Bu yazı bir Pinhan savunması değil. Her roman kendi dilinde anlatır meramını. Okurunu arar. Okuruyla dertleşir. Ama bunu anlamak için evvela kitabı okumak lazım elbette. Okumadığımız kitaplar hakkında kesin kanaatlere varmak ne yaman çelişki! Onu da bir kenara bırakalım. Edward Said, şüphesiz ki yüzyılımızın en önemli ve en çok yankı uyandıran düşünürlerinden biriydi. Bilhassa Oryantalizm adlı çalışmasıyla tüm dünyada akademik ve entelektüel çevrelere bomba gibi düşen bir esere imza attı. Çok tartışıldı, çok alıntılandı. Bugün hâlâ başta Mısır olmak üzere kolonyalizmin tarihiyle tanışık pek çok İslam ülkesinde best-seller bu kitap. Batı’nın Doğu’yu kendi tahayyülünde nasıl kurguladığı, sonra da kendi kurgusunu nasıl “norm” olarak algıladığı hepimizin hatırında iz bırakan kudretli bir eleştiri noktası. Buraya kadar kitabın dile getirdiği her şey iyi hoş ama unutmayalım ki her eser gibi bunun da sınırları var, çerçevesi var. Dolayısıyla çerçevesinin dışında kalan alanlar var. Said belli bir literatür, belli bir dönem ve belli bir coğrafya üzerine yoğunlaştı, odaklandı. Bunun kapsamadığı mekan ve alanlar olduğunu gözden kaçırmamak lazım. Yani ne tüm mekanlara-kıtalara ne de tüm zamanlara-dönemlere uygulanabilir bir analiz burada söz konusu olan. Said’in çalışmasını romantikleştirmemek, omuzlarına taşıyabileceği yükten fazlasıyla yüklememek lazım. En başta da bizi ilgilendiriyor bu durum. Zira Said “Oryantalizm” çalışmasında acaba niçin Osmanlı’dan pek bahsetmemeyi seçti?

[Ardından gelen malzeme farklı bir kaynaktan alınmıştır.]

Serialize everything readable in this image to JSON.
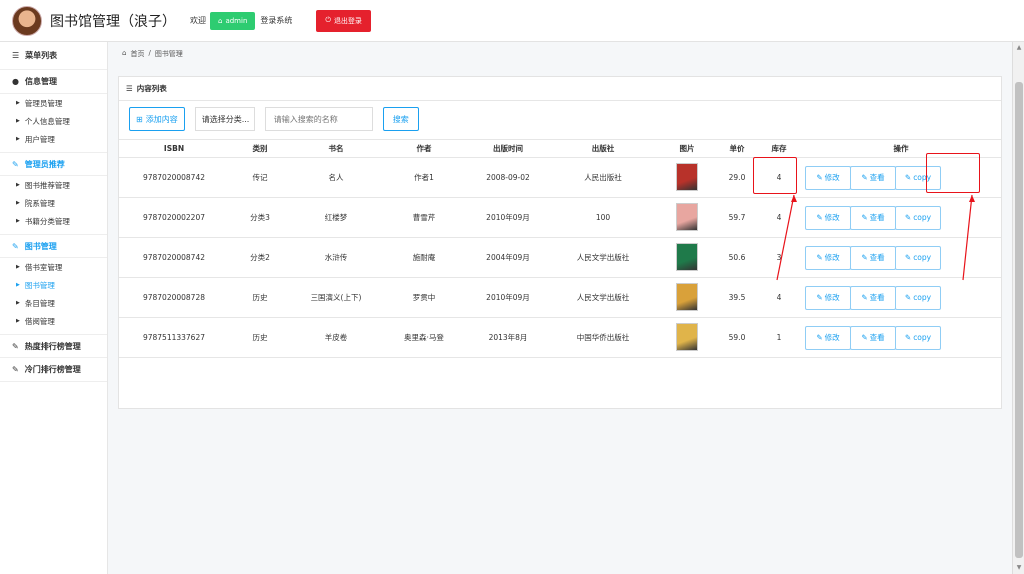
{
  "header": {
    "title": "图书馆管理（浪子）",
    "welcome": "欢迎",
    "admin_label": "admin",
    "login_text": "登录系统",
    "logout_label": "退出登录"
  },
  "sidebar": {
    "menu_title": "菜单列表",
    "groups": [
      {
        "label": "信息管理",
        "items": [
          "管理员管理",
          "个人信息管理",
          "用户管理"
        ]
      },
      {
        "label": "管理员推荐",
        "items": [
          "图书推荐管理",
          "院系管理",
          "书籍分类管理"
        ]
      },
      {
        "label": "图书管理",
        "items": [
          "借书室管理",
          "图书管理",
          "条目管理",
          "借阅管理"
        ]
      },
      {
        "label": "热度排行榜管理",
        "items": []
      },
      {
        "label": "冷门排行榜管理",
        "items": []
      }
    ]
  },
  "breadcrumb": {
    "home": "首页",
    "sep": "/",
    "current": "图书管理"
  },
  "panel": {
    "title": "内容列表",
    "add_label": "添加内容",
    "select_label": "请选择分类...",
    "search_placeholder": "请输入搜索的名称",
    "search_label": "搜索"
  },
  "table": {
    "columns": [
      "ISBN",
      "类别",
      "书名",
      "作者",
      "出版时间",
      "出版社",
      "图片",
      "单价",
      "库存",
      "操作"
    ],
    "rows": [
      {
        "isbn": "9787020008742",
        "category": "传记",
        "name": "名人",
        "author": "作者1",
        "date": "2008-09-02",
        "publisher": "人民出版社",
        "price": "29.0",
        "stock": "4",
        "img_color": "#b8322a"
      },
      {
        "isbn": "9787020002207",
        "category": "分类3",
        "name": "红楼梦",
        "author": "曹雪芹",
        "date": "2010年09月",
        "publisher": "100",
        "price": "59.7",
        "stock": "4",
        "img_color": "#e8a6a0"
      },
      {
        "isbn": "9787020008742",
        "category": "分类2",
        "name": "水浒传",
        "author": "施耐庵",
        "date": "2004年09月",
        "publisher": "人民文学出版社",
        "price": "50.6",
        "stock": "3",
        "img_color": "#1f7a4a"
      },
      {
        "isbn": "9787020008728",
        "category": "历史",
        "name": "三国演义(上下)",
        "author": "罗贯中",
        "date": "2010年09月",
        "publisher": "人民文学出版社",
        "price": "39.5",
        "stock": "4",
        "img_color": "#d9a13a"
      },
      {
        "isbn": "9787511337627",
        "category": "历史",
        "name": "羊皮卷",
        "author": "奥里森·马登",
        "date": "2013年8月",
        "publisher": "中国华侨出版社",
        "price": "59.0",
        "stock": "1",
        "img_color": "#e0b44a"
      }
    ],
    "ops": {
      "edit": "修改",
      "view": "查看",
      "copy": "copy"
    }
  },
  "colors": {
    "accent": "#1aa0f0",
    "success": "#2ecc71",
    "danger": "#e5212d",
    "annotation": "#e8131a"
  }
}
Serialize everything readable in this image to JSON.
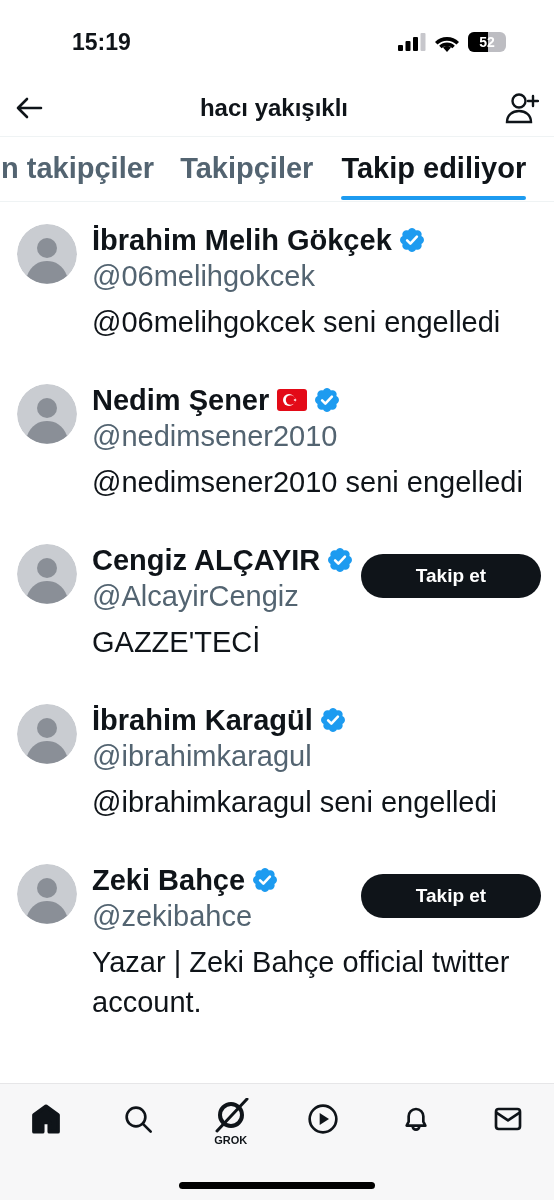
{
  "status_bar": {
    "time": "15:19",
    "battery": "52"
  },
  "header": {
    "title": "hacı yakışıklı"
  },
  "tabs": [
    {
      "label": "n takipçiler",
      "selected": false
    },
    {
      "label": "Takipçiler",
      "selected": false
    },
    {
      "label": "Takip ediliyor",
      "selected": true
    }
  ],
  "accounts": [
    {
      "name": "İbrahim Melih Gökçek",
      "flag": false,
      "verified": true,
      "handle": "@06melihgokcek",
      "bio": "@06melihgokcek seni engelledi"
    },
    {
      "name": "Nedim Şener",
      "flag": true,
      "verified": true,
      "handle": "@nedimsener2010",
      "bio": "@nedimsener2010 seni engelledi"
    },
    {
      "name": "Cengiz ALÇAYIR",
      "flag": false,
      "verified": true,
      "handle": "@AlcayirCengiz",
      "bio": "GAZZE'TECİ",
      "button": "Takip et"
    },
    {
      "name": "İbrahim Karagül",
      "flag": false,
      "verified": true,
      "handle": "@ibrahimkaragul",
      "bio": "@ibrahimkaragul seni engelledi"
    },
    {
      "name": "Zeki Bahçe",
      "flag": false,
      "verified": true,
      "handle": "@zekibahce",
      "bio": "Yazar | Zeki Bahçe official twitter account.",
      "button": "Takip et"
    }
  ],
  "bottom_nav": {
    "items": [
      {
        "kind": "home",
        "selected": true
      },
      {
        "kind": "search",
        "selected": false
      },
      {
        "kind": "grok",
        "label": "GROK",
        "selected": false
      },
      {
        "kind": "video",
        "selected": false
      },
      {
        "kind": "bell",
        "selected": false
      },
      {
        "kind": "mail",
        "selected": false
      }
    ]
  }
}
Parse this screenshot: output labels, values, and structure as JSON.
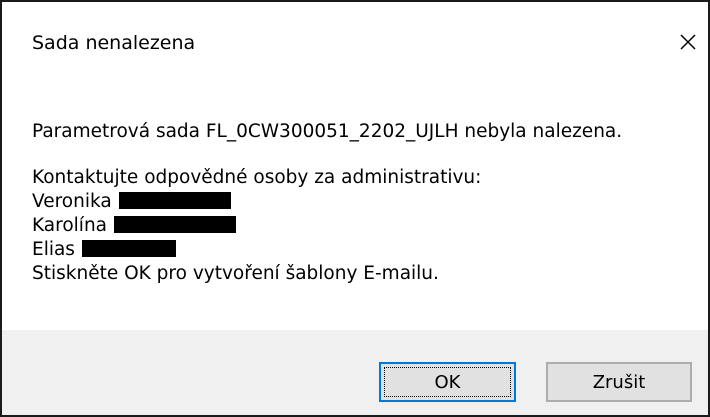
{
  "dialog": {
    "title": "Sada nenalezena",
    "close_icon": "close-icon"
  },
  "message": {
    "line1": "Parametrová sada FL_0CW300051_2202_UJLH nebyla nalezena.",
    "contact_heading": "Kontaktujte odpovědné osoby za administrativu:",
    "contacts": [
      "Veronika",
      "Karolína",
      "Elias"
    ],
    "instruction": "Stiskněte OK pro vytvoření šablony E-mailu."
  },
  "buttons": {
    "ok_label": "OK",
    "cancel_label": "Zrušit"
  },
  "colors": {
    "footer_bg": "#f0f0f0",
    "button_bg": "#e1e1e1",
    "default_button_border": "#0078d7",
    "redaction": "#000000"
  }
}
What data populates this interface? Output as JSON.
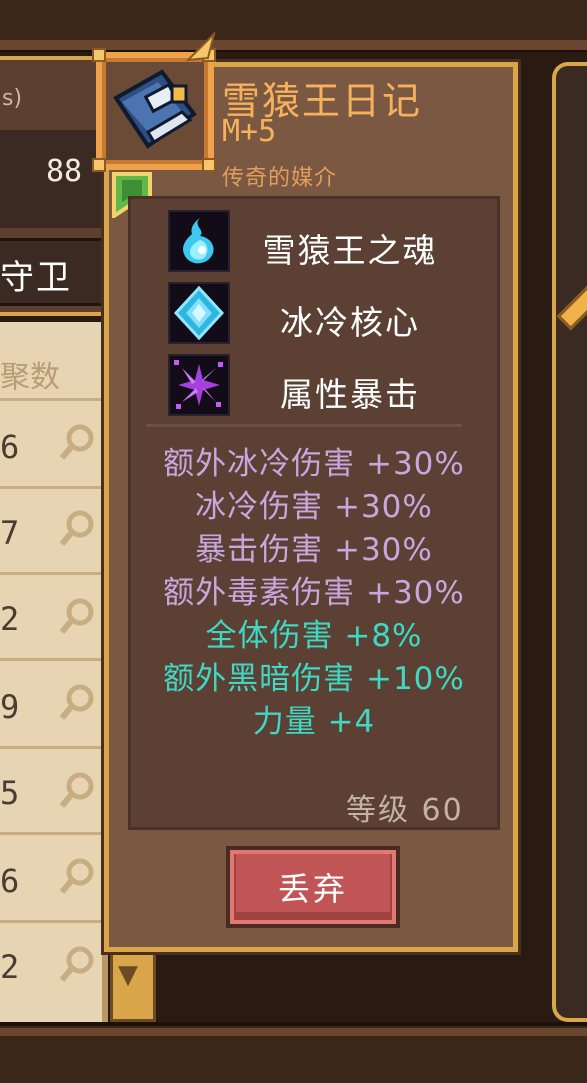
{
  "background": {
    "header_hint": "s)",
    "count_value": "88",
    "tab_label": "守卫",
    "column_header": "聚数",
    "row_numbers": [
      "6",
      "7",
      "2",
      "9",
      "5",
      "6",
      "2"
    ],
    "search_icon": "magnifier-icon"
  },
  "item": {
    "title": "雪猿王日记",
    "level_tag": "M+5",
    "type": "传奇的媒介",
    "rarity_color": "#f6b15d",
    "icon": "blue-book-icon",
    "equipped_badge_icon": "green-banner-icon"
  },
  "affixes": [
    {
      "label": "雪猿王之魂",
      "icon": "blue-flame-icon"
    },
    {
      "label": "冰冷核心",
      "icon": "ice-gem-icon"
    },
    {
      "label": "属性暴击",
      "icon": "purple-burst-icon"
    }
  ],
  "stats": [
    {
      "label": "额外冰冷伤害 +30%",
      "color": "purple"
    },
    {
      "label": "冰冷伤害 +30%",
      "color": "purple"
    },
    {
      "label": "暴击伤害 +30%",
      "color": "purple"
    },
    {
      "label": "额外毒素伤害 +30%",
      "color": "purple"
    },
    {
      "label": "全体伤害 +8%",
      "color": "teal"
    },
    {
      "label": "额外黑暗伤害 +10%",
      "color": "teal"
    },
    {
      "label": "力量 +4",
      "color": "teal"
    }
  ],
  "requirement": "等级 60",
  "actions": {
    "discard_label": "丢弃"
  },
  "colors": {
    "purple": "#c7a7de",
    "teal": "#3fd8c2",
    "gold_border": "#d9a64a",
    "discard_red": "#c15555"
  }
}
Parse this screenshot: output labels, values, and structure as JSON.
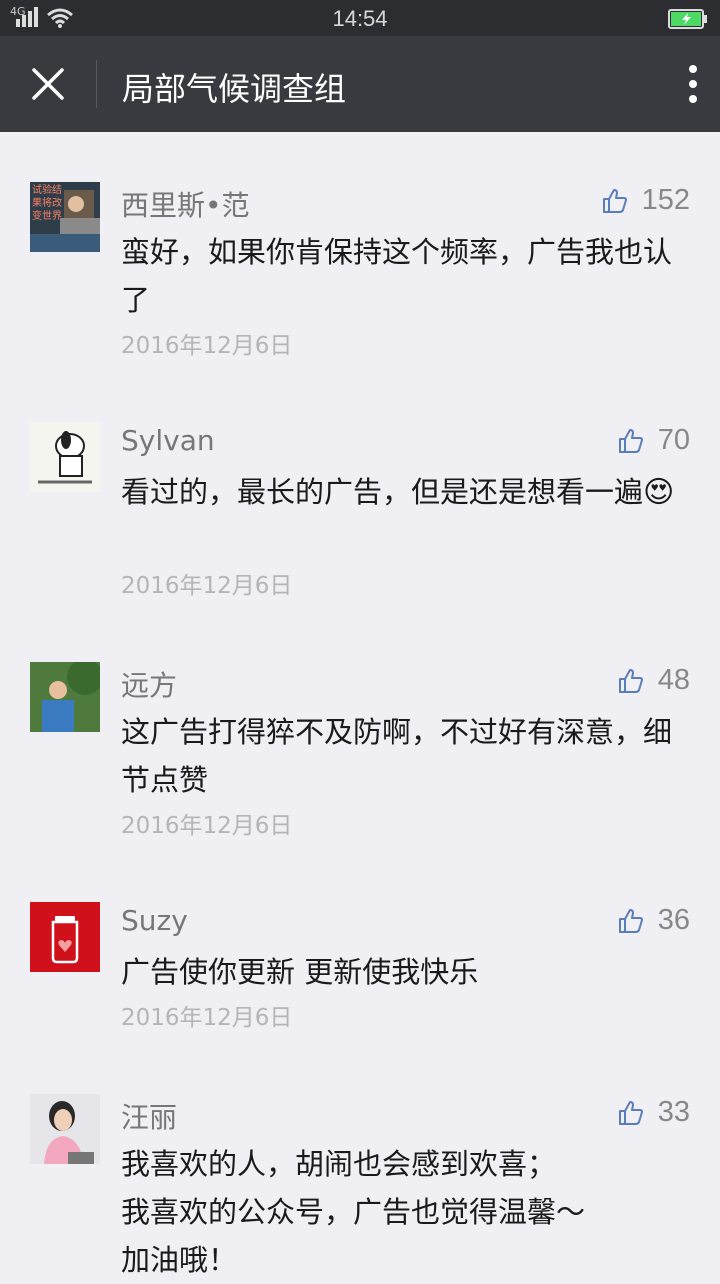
{
  "status_bar": {
    "network": "4G",
    "time": "14:54",
    "battery_color": "#4cd964"
  },
  "header": {
    "title": "局部气候调查组"
  },
  "comments": [
    {
      "name": "西里斯•范",
      "likes": "152",
      "text": "蛮好，如果你肯保持这个频率，广告我也认了",
      "date": "2016年12月6日",
      "avatar_text": "试验结果将改变世界"
    },
    {
      "name": "Sylvan",
      "likes": "70",
      "text": "看过的，最长的广告，但是还是想看一遍",
      "date": "2016年12月6日",
      "emoji": "😍"
    },
    {
      "name": "远方",
      "likes": "48",
      "text": "这广告打得猝不及防啊，不过好有深意，细节点赞",
      "date": "2016年12月6日"
    },
    {
      "name": "Suzy",
      "likes": "36",
      "text": "广告使你更新 更新使我快乐",
      "date": "2016年12月6日"
    },
    {
      "name": "汪丽",
      "likes": "33",
      "lines": [
        "我喜欢的人，胡闹也会感到欢喜；",
        "我喜欢的公众号，广告也觉得温馨～",
        "加油哦！"
      ]
    }
  ]
}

Oryantalizm kelimesi kadar sık ve yaygın kullanılan, her yerde revaçta olan ancak habire sığ ve basmakalıp tekrarlara maruz kalan çok az kavram olsa gerek günümüz dünyasında. Ne vakit “Doğu” ya da “geçmiş” veya “tasavvuf” ile ilgili bir yazı-film-roman çıksa piyasaya, neredeyse otomatik olarak “oryantalistlik yapmakla” itham ediliyor. Peki ama nedir acaba “oryantalistlik yapmak?” Alışıldık, kanıksanmış, klişeleşmiş bir kullanımın dışında ve ötesinde bakmaya hazır mıyız bu kavrama? Sahi her “Doğu” diyen Oryantalist mi oluyor anında? Her tasavvuftan ya da Osmanlı’dan bahseden “geçmiş fetişizmi” yapmakla damgalanabilir mi? Bu kadar kolay mı? Oryantalizm eleştirisi her kapıyı açacak bir altın anahtar gibi kullanılıyor bugünlerde. İşte bu yüzden içi böylesine boşaldı, ayakları yerden kesildi bu kavramın. “Oryantalizm” kelimesini dilin boyunduruğundan azat etmemizin zamanı geldi de geçiyor artık.
Ve kitabevindeki ikinci gence ufacık bir not: “Baştan sona tebessümle yazıldı bu yazı. Bol salçalı oryantalizm lafına kızmadım. Ne kırıldım ne kızdım, vesselam.”